Total qualified expenses (including room & board) less amounts paid by scholarship less amounts used to claim the Tuition credit equals the amount you can use to claim the earnings exclusion on the 1099-Q.
Example:
$10,000 in educational expenses(including room & board)
-$3000 paid by tax free scholarship***
-$4000 used to claim the American Opportunity credit
=$3000 Can be used against the 1099-Q (usually on the student’s return)
Box 1 of the 1099-Q is $5000
Box 2 is $2800
3000/5000=60% of the earnings are tax free; 40% are taxable
40% x 2800= $1120
You have $1120 of taxable income
**Alternatively; you can just not report the 1099-Q, at all, if your student-beneficiary has sufficient educational expenses, including room & board (even if he lives at home) to cover the distribution. You would still have to do the math to see if there were enough expenses left over for you to claim the tuition credit. Again, you cannot double dip! When the box 1 amount on form 1099-Q is fully covered by expenses, TurboTax will enter nothing about the 1099-Q on the actual tax forms. But, it will prepare a 1099-Q worksheet for your records, in case of an IRS inquiry.

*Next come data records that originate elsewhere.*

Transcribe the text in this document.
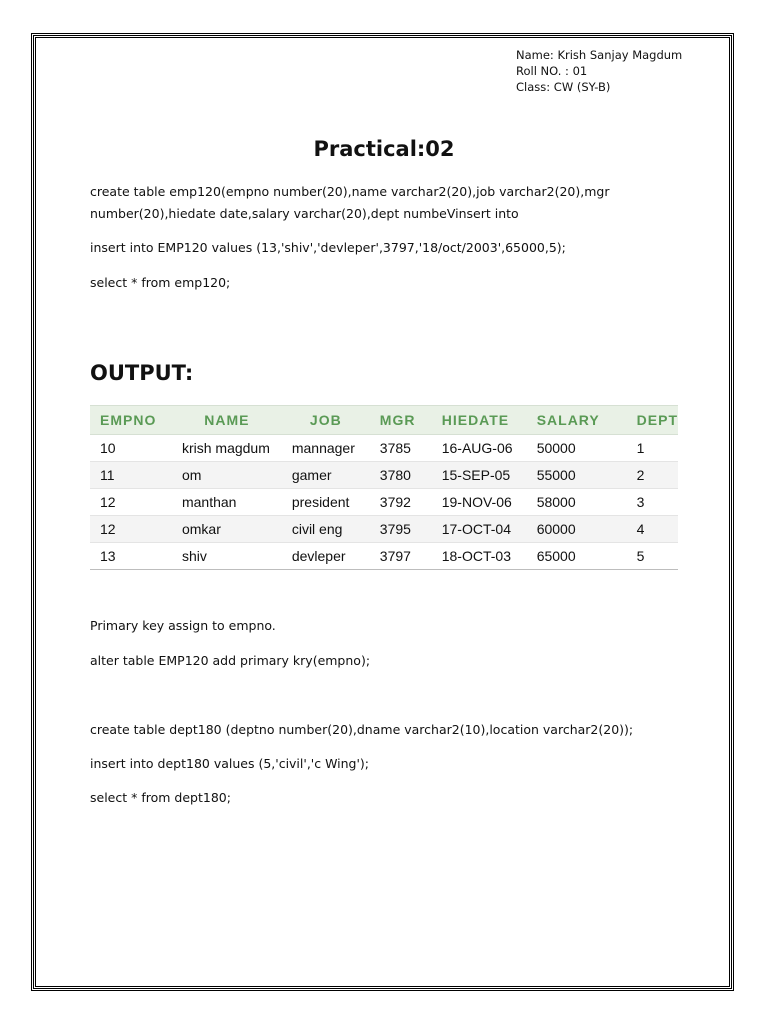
Name: Krish Sanjay Magdum
Roll NO. : 01
Class: CW (SY-B)
Practical:02
create table emp120(empno number(20),name varchar2(20),job varchar2(20),mgr
number(20),hiedate date,salary varchar(20),dept numbeVinsert into
insert into EMP120 values (13,'shiv','devleper',3797,'18/oct/2003',65000,5);
select * from emp120;
OUTPUT:
EMPNO	NAME	JOB	MGR	HIEDATE	SALARY	DEPT
10	krish magdum	mannager	3785	16-AUG-06	50000	1
11	om	gamer	3780	15-SEP-05	55000	2
12	manthan	president	3792	19-NOV-06	58000	3
12	omkar	civil eng	3795	17-OCT-04	60000	4
13	shiv	devleper	3797	18-OCT-03	65000	5
Primary key assign to empno.
alter table EMP120 add primary kry(empno);
create table dept180 (deptno number(20),dname varchar2(10),location varchar2(20));
insert into dept180 values (5,'civil','c Wing');
select * from dept180;
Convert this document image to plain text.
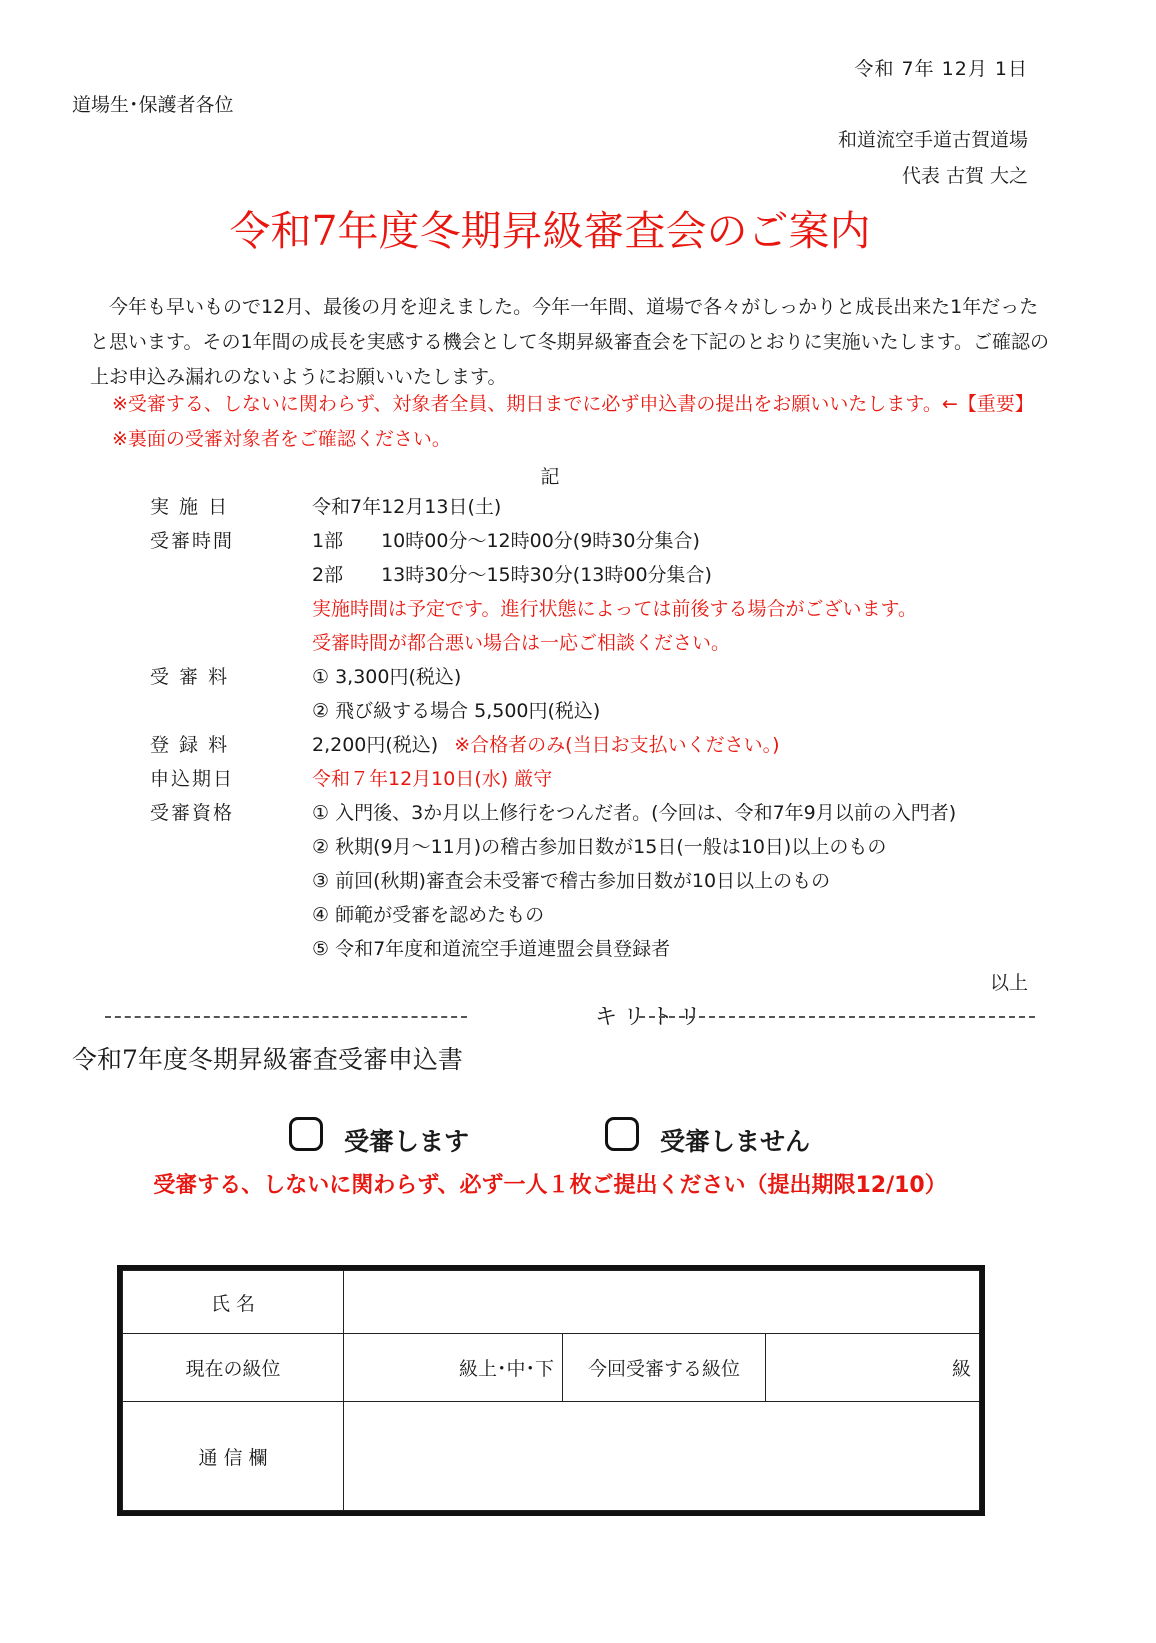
令和 7年 12月 1日
道場生･保護者各位
和道流空手道古賀道場
代表 古賀 大之
令和7年度冬期昇級審査会のご案内

今年も早いもので12月、最後の月を迎えました。今年一年間、道場で各々がしっかりと成長出来た1年だったと思います。その1年間の成長を実感する機会として冬期昇級審査会を下記のとおりに実施いたします。ご確認の上お申込み漏れのないようにお願いいたします。

※受審する、しないに関わらず、対象者全員、期日までに必ず申込書の提出をお願いいたします。←【重要】
※裏面の受審対象者をご確認ください。
記
実 施 日	令和7年12月13日(土)
受審時間	1部　　10時00分～12時00分(9時30分集合)
2部　　13時30分～15時30分(13時00分集合)
実施時間は予定です。進行状態によっては前後する場合がございます。
受審時間が都合悪い場合は一応ご相談ください。
受 審 料	① 3,300円(税込)
② 飛び級する場合 5,500円(税込)
登 録 料	2,200円(税込) ※合格者のみ(当日お支払いください。)
申込期日	令和７年12月10日(水) 厳守
受審資格	① 入門後、3か月以上修行をつんだ者。(今回は、令和7年9月以前の入門者)
② 秋期(9月～11月)の稽古参加日数が15日(一般は10日)以上のもの
③ 前回(秋期)審査会未受審で稽古参加日数が10日以上のもの
④ 師範が受審を認めたもの
⑤ 令和7年度和道流空手道連盟会員登録者
以上
キリトリ
令和7年度冬期昇級審査受審申込書
受審します	受審しません
受審する、しないに関わらず、必ず一人１枚ご提出ください（提出期限12/10）
氏 名			
現在の級位	級上･中･下	今回受審する級位	級
通 信 欄			
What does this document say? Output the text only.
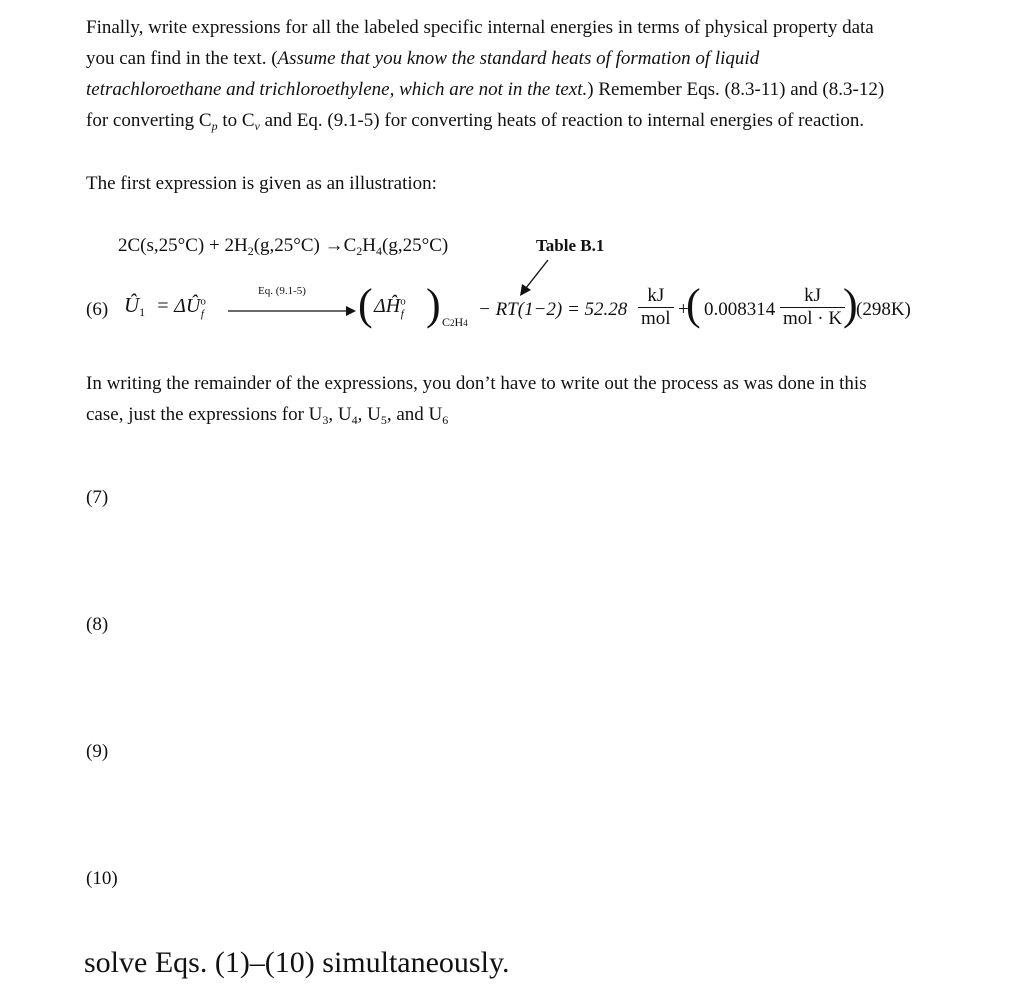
Finally, write expressions for all the labeled specific internal energies in terms of physical property data
you can find in the text. (Assume that you know the standard heats of formation of liquid
tetrachloroethane and trichloroethylene, which are not in the text.) Remember Eqs. (8.3-11) and (8.3-12)
for converting $C_p$ to $C_v$ and Eq. (9.1-5) for converting heats of reaction to internal energies of reaction.
The first expression is given as an illustration:
$2C(s,25^\circ C) + 2H_2(g,25^\circ C) \to C_2H_4(g,25^\circ C)$	Table B.1
(6) $Û_1$ = $\Delta Û^o_f$
Eq. (9.1-5) ( $\Delta Ĥ^o_f$ ) C2H4
− RT(1−2) = 52.28
kJ
mol +
( 0.008314
kJ
mol · K )
(298K)
In writing the remainder of the expressions, you don’t have to write out the process as was done in this
case, just the expressions for $U_3$, $U_4$, $U_5$, and $U_6$
(7)
(8)
(9)
(10)
solve Eqs. (1)–(10) simultaneously.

On form 1099-Q, instructions to the recipient reads: "Nontaxable distributions from CESAs and QTPs are not required to be reported on your income tax return. You must determine the taxability of any distribution."
***Another alternative is have the student report some of his scholarship as taxable income, to free up some expenses for the 1099-Q and/or tuition credit. Most people come out better having the scholarship taxable before the 529 earnings.
Thanks, Hal_AI. Wouldn't that be considered double-dipping because you received the $4K tax credit? Or, does that make the $4K a non-qualified distribution that you have to pay income on....sorry, so confused.
Q. Wouldn't that be considered double-dipping because you received the $2500 tax credit, for the $4K of expenses?
A. No, because, as your surmised, that makes $4K of the 529 distribution non-qualified. In your case that doesn't matter. Yes, you have taxable income, from the non qualified distribution, added to your other income. But your income is so low that there may not be enough to get you into even the lowest tax bracket. But, even if some of it is taxable, the non refundable portion of the AOTC kicks in and covers it. It's not double dipping. You were always entitled to the $1500. But, before the extra income (from the non qualified distribution), there was no calculated tax to apply the credit to. Now there is (or may be).
Oh yes, it's confusing! That's why there's a whole tax prep industry! TurboTax (TT) can handle this complicated calculation and will prepare IRS form 5329 to calculate and claim the penalty exception.